Cabo Verde fez história hoje ao constar como um dos poucos países africanos presentes na campanha mundial sobre doenças raras, que todos os anos é celebrada no final de Fevereiro nos vários continentes. A iniciativa partiu da Investigadora Clínica Euma Fortes, que trabalha no mapeamento de doenças raras na França e decidiu fazer um vídeo promocional para chamar a atenção da sociedade cabo-verdiana e das autoridades para a necessidade de o arquipélago começar a se preocupar com essa questão. O filme, que conta com o envolvimento de alguns profissionais de saúde, foi publicado na plataforma digital da Eurordis – Rede Europeia de Doenças Raras -, mas Euma Fortes mostra-se desmotivada com a passividade dos serviços de saúde em Cabo Verde sobre esta matéria. Isto quando o assunto passou a estar na ordem do dia sobretudo na Europa, por causa do nível de incidência cada vez maior desses tipos de enfermidades.

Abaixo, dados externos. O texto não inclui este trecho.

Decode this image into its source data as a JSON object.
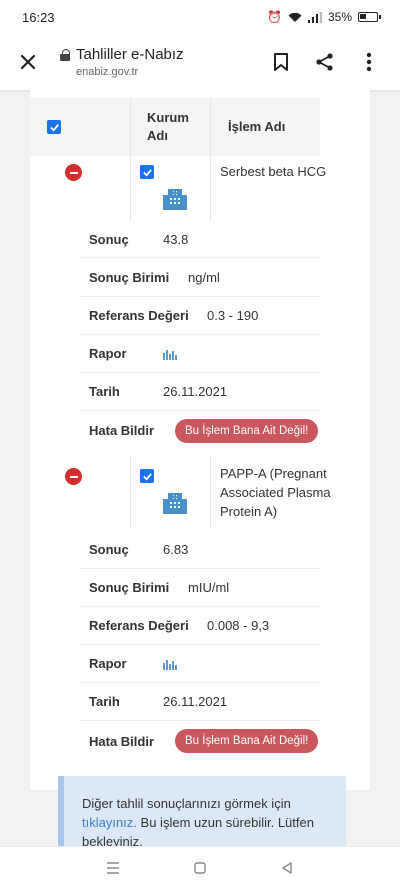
{
  "status_bar": {
    "time": "16:23",
    "battery_percent": "35%"
  },
  "browser": {
    "title": "Tahliller e-Nabız",
    "url": "enabiz.gov.tr"
  },
  "table": {
    "header": {
      "institution": "Kurum Adı",
      "procedure": "İşlem Adı"
    },
    "rows": [
      {
        "procedure_name": "Serbest beta HCG",
        "details": {
          "result_label": "Sonuç",
          "result_value": "43.8",
          "unit_label": "Sonuç Birimi",
          "unit_value": "ng/ml",
          "reference_label": "Referans Değeri",
          "reference_value": "0.3 - 190",
          "report_label": "Rapor",
          "date_label": "Tarih",
          "date_value": "26.11.2021",
          "report_error_label": "Hata Bildir",
          "report_error_button": "Bu İşlem Bana Ait Değil!"
        }
      },
      {
        "procedure_name": "PAPP-A (Pregnant Associated Plasma Protein A)",
        "details": {
          "result_label": "Sonuç",
          "result_value": "6.83",
          "unit_label": "Sonuç Birimi",
          "unit_value": "mIU/ml",
          "reference_label": "Referans Değeri",
          "reference_value": "0.008 - 9,3",
          "report_label": "Rapor",
          "date_label": "Tarih",
          "date_value": "26.11.2021",
          "report_error_label": "Hata Bildir",
          "report_error_button": "Bu İşlem Bana Ait Değil!"
        }
      }
    ]
  },
  "info": {
    "text_before_link": "Diğer tahlil sonuçlarınızı görmek için",
    "link_text": "tıklayınız.",
    "text_after_link": "Bu işlem uzun sürebilir. Lütfen bekleyiniz."
  },
  "colors": {
    "accent": "#1a73e8",
    "danger": "#d32f2f",
    "error_button": "#c9575d",
    "info_bg": "#dbe8f8",
    "link": "#3b82c4"
  }
}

Como explica, no âmbito da sua formação de especialidade em doenças raras, encaminhou questionários a entidades públicas de vários países africanos em 2015, doze colaboraram, mas não obteve nenhuma resposta do Ministério da Saúde cabo-verdiano. “Mesmo assim consegui obter 210 respostas através de associações e pessoas amigas, que fizeram circular o questionário”, frisa essa mestre em Engenharia de Saúde, que ficou de publicar o seu estudo, em colaboração com um médico congolês. A grande conclusão dessa pesquisa, sublinha, é que as pessoas estão ainda a leste da existência dessas patologias nos países africanos envolvidos no estudo.

Para Euma Fortes, 29 anos de idade, é preciso colocar em prática acções de esclarecimento e chamar a atenção para patologias pouco conhecidas e que atormentam a vida a um número elevado de pacientes e respectivas famílias. Uma realidade que ela conhece devido ao trabalho que desenvolve na França, no âmbito de um programa de saúde abrangente e que visa mapear os pacientes portadores de doenças raras nesse país europeu. Este é um plano que essa mindelense nascida em Fonte d’Inês gostaria de ver implementado em Cabo Verde, apesar de reconhecer que esse tipo de acção é bastante oneroso.

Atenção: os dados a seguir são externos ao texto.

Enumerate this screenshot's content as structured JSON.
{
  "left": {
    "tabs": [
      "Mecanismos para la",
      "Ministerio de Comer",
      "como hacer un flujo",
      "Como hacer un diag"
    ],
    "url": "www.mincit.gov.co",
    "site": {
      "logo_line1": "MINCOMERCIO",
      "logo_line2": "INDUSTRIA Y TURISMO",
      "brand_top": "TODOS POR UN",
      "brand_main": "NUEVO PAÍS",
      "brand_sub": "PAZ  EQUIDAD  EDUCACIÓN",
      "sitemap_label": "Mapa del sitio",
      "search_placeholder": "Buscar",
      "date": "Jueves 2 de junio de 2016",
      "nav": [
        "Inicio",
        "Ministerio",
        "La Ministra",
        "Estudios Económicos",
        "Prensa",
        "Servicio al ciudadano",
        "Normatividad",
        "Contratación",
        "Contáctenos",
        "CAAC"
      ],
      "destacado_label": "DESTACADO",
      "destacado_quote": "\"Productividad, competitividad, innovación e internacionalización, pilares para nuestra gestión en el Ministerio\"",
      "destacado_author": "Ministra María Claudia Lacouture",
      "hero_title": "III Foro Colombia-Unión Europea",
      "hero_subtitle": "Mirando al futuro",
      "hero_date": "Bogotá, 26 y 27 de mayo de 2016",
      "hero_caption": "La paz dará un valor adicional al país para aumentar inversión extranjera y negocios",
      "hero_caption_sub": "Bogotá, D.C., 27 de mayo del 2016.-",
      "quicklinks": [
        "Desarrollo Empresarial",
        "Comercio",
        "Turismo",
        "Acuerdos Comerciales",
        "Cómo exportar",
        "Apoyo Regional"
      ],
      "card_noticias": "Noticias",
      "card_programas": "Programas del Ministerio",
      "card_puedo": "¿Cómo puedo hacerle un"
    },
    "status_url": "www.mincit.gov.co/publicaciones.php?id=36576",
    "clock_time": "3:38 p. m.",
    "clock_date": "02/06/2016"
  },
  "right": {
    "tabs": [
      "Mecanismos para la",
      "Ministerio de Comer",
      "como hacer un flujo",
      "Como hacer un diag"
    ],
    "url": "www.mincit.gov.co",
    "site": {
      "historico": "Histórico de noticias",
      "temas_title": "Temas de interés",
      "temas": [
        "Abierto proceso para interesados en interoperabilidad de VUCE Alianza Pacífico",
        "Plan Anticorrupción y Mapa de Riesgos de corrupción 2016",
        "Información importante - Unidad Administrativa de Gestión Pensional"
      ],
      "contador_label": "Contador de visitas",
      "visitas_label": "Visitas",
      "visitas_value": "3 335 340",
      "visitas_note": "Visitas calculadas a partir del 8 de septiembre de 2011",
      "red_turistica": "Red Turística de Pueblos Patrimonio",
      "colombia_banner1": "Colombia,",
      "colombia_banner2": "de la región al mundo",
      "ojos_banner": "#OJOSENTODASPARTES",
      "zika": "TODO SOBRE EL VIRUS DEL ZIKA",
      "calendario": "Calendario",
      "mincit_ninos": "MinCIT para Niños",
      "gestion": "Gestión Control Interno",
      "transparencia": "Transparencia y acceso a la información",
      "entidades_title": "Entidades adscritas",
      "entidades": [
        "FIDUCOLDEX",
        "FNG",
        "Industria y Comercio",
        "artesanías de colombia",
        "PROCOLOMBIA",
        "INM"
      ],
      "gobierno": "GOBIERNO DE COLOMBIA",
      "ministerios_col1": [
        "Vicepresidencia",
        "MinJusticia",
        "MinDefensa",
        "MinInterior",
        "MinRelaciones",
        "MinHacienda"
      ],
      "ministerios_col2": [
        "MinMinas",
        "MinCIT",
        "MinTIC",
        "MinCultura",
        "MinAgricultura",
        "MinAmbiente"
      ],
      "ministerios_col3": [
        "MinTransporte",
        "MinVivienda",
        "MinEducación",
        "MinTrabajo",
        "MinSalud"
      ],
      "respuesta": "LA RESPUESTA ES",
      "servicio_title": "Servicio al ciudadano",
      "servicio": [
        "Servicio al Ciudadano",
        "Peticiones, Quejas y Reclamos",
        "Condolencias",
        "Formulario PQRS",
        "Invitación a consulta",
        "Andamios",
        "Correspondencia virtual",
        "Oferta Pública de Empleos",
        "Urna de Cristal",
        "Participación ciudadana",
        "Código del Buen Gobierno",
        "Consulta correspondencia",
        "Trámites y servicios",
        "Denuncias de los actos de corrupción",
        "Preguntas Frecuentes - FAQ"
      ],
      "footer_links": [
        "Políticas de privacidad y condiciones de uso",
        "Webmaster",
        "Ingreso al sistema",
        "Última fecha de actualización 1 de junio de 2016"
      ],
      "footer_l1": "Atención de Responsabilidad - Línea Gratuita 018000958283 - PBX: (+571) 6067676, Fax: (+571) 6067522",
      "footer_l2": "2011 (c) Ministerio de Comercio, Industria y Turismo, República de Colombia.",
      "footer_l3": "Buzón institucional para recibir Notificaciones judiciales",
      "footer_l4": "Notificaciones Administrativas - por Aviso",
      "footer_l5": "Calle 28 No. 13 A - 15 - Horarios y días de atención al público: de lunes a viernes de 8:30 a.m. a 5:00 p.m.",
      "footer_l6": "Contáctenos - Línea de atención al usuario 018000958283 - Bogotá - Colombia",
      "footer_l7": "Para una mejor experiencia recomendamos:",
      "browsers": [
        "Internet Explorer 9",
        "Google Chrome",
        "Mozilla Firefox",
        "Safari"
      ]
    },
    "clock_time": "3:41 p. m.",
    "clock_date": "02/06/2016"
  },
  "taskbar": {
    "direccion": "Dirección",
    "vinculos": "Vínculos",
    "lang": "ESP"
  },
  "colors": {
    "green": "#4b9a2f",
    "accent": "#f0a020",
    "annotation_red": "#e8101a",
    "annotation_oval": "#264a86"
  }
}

De acordo com a Organização Mundial de Saúde, uma doença é definida como rara quando afecta até 65 pessoas em cada 100 mil indivíduos ou 1,3 pessoas para cada duas mil. As enfermidades são caracterizadas por uma ampla diversidade de sinais e sintomas e variam não só de doença para doença, como também de pessoa para pessoa acometida pela mesma condição. Essas doenças são geralmente crónicas, progressivas, degenerativas e incapacitantes e com frequência levam à morte. Muitas não possuem cura e o tratamento consiste em acompanhamento clínico, fisioterápico, fonoaudiológico e psicoterápico, entre outros.